Silicosis, Complex
Kimberly E. Sanchez, MD
Aqeel A. Chowdhry, MD
Tan-Lucien H. Mohammed, MD, FCCP
Key Facts
Terminology
Complicated pneumoconiosis: Aggregation of nodules into large masses > 1 cm in diameter, evolves from simple pneumoconiosis
Imaging Findings
Progressive massive fibrosis
Usually bilateral in upper lobes and superior segments of lower lobes
Typically more common in dorsal aspect of lung
Right hemithorax earlier and PMF larger than left hemithorax
PMF > 4 cm nearly all contain areas of low attenuation due to central necrosis
If necrosis or cavitation is seen, mycobacterial infection should be considered
As PMF progresses, micronodules decrease in profusion
Initially develop in lung periphery and with time migrate towards hilum
PET can be markedly positive in PMF, likely due to inflammatory cell activity
Top Differential Diagnoses
Talcosis
Tuberculosis (TB)
Sarcoidosis
Pathology
Risk of lung disease related to both dose (intensity) and time (length) of exposure
Diagnostic Checklist
Rapid change in radiographic findings concerning for tuberculosis or carcinoma
TERMINOLOGY
Abbreviations and Synonyms
Complicated pneumoconiosis, progressive massive fibrosis (PMF), anthracosilicosis
Definitions
Lung disease due to inhalation of inorganic mineral dusts containing crystalline silicone dioxide (cement construction products, roof tiles, etc.)

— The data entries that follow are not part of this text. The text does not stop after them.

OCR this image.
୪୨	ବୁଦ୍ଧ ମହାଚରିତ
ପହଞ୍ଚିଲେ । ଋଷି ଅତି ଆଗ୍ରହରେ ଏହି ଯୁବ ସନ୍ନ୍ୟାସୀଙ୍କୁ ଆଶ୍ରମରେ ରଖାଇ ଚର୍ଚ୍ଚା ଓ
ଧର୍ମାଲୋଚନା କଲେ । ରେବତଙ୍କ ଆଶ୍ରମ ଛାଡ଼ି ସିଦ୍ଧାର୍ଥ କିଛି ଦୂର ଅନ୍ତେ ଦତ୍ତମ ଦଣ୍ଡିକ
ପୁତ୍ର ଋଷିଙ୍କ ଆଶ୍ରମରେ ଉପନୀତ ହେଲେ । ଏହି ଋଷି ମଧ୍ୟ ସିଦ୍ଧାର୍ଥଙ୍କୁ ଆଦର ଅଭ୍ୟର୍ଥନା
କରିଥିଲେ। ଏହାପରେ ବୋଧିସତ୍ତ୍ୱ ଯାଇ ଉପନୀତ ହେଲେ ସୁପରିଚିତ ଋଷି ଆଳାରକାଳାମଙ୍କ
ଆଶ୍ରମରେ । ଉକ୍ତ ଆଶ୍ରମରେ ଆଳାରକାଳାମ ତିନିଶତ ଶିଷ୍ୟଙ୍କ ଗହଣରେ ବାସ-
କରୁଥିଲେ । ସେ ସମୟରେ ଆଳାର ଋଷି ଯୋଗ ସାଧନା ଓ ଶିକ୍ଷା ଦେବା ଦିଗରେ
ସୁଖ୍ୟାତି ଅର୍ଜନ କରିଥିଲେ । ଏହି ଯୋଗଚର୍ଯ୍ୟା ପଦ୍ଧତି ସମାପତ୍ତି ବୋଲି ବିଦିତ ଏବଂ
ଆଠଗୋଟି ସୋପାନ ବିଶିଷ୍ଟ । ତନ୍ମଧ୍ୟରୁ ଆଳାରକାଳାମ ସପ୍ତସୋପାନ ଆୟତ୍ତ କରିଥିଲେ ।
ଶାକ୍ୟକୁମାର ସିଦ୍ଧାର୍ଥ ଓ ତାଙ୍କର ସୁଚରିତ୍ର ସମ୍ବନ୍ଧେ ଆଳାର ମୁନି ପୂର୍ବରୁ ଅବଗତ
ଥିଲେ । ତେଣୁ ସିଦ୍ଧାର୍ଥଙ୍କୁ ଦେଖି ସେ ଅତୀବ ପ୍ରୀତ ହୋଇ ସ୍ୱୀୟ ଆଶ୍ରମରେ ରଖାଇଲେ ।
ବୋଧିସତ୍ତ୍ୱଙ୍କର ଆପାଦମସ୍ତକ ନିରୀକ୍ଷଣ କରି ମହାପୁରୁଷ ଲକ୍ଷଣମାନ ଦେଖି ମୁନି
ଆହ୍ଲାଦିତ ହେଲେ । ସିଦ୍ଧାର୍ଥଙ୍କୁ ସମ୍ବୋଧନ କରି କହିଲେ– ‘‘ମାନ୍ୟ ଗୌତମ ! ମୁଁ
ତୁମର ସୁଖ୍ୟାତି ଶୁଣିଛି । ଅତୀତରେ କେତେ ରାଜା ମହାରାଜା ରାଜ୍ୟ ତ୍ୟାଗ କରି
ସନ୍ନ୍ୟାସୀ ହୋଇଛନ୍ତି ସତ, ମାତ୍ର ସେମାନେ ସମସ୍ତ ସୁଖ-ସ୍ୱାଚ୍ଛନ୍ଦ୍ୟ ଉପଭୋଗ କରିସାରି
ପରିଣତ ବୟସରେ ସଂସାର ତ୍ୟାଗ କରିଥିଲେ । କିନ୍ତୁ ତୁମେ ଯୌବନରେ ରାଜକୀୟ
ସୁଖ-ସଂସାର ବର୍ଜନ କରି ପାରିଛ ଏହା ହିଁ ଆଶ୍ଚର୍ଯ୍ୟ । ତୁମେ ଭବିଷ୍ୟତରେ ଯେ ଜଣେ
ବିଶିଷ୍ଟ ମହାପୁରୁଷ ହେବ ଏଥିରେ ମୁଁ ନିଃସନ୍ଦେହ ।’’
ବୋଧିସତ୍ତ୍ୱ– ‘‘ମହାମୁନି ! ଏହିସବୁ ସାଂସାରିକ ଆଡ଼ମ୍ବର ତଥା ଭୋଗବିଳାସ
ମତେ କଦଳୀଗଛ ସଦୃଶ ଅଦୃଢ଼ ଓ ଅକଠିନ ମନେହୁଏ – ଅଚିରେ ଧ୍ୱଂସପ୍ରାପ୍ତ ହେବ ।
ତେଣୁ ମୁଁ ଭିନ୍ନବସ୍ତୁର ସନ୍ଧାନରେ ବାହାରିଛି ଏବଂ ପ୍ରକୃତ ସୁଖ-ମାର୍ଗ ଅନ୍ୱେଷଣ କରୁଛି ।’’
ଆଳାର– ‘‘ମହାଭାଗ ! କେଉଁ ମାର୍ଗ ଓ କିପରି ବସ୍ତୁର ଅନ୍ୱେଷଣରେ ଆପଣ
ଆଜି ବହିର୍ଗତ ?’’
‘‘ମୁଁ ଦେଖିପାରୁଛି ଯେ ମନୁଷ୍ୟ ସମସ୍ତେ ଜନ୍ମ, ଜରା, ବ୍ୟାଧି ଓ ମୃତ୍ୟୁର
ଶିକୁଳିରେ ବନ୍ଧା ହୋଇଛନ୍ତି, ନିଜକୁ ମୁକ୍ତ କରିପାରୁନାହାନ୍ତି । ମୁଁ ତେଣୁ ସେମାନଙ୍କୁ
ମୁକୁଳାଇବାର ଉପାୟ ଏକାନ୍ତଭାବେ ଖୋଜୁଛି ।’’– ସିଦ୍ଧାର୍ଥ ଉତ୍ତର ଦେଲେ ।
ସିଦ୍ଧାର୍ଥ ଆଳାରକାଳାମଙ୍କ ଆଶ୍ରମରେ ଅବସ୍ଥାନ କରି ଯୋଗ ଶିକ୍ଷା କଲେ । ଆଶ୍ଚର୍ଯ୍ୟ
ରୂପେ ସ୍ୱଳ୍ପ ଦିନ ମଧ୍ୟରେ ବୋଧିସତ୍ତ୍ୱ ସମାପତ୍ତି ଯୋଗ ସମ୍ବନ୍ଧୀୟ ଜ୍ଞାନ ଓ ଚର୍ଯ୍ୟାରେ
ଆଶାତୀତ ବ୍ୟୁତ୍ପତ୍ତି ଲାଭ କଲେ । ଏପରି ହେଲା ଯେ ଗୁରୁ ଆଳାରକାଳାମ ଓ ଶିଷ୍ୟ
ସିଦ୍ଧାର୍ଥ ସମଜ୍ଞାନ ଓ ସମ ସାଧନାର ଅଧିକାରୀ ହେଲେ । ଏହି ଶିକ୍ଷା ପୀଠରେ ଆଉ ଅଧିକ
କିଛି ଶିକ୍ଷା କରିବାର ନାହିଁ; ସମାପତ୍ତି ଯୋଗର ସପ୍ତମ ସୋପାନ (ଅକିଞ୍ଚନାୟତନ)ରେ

Complicated pneumoconiosis: Aggregation of nodules into large masses > 1 cm in diameter, evolves from simple pneumoconiosis
Advanced coalescence is known as progressive massive fibrosis
IMAGING FINDINGS
General Features
Best diagnostic clue: Micronodular interstitial thickening in upper lung zones with posterior (dorsal) predominance
Patient position/location
Rounded dusts predominately affect upper lung zones
Coal dust accumulates around respiratory bronchioles (coal dust macule)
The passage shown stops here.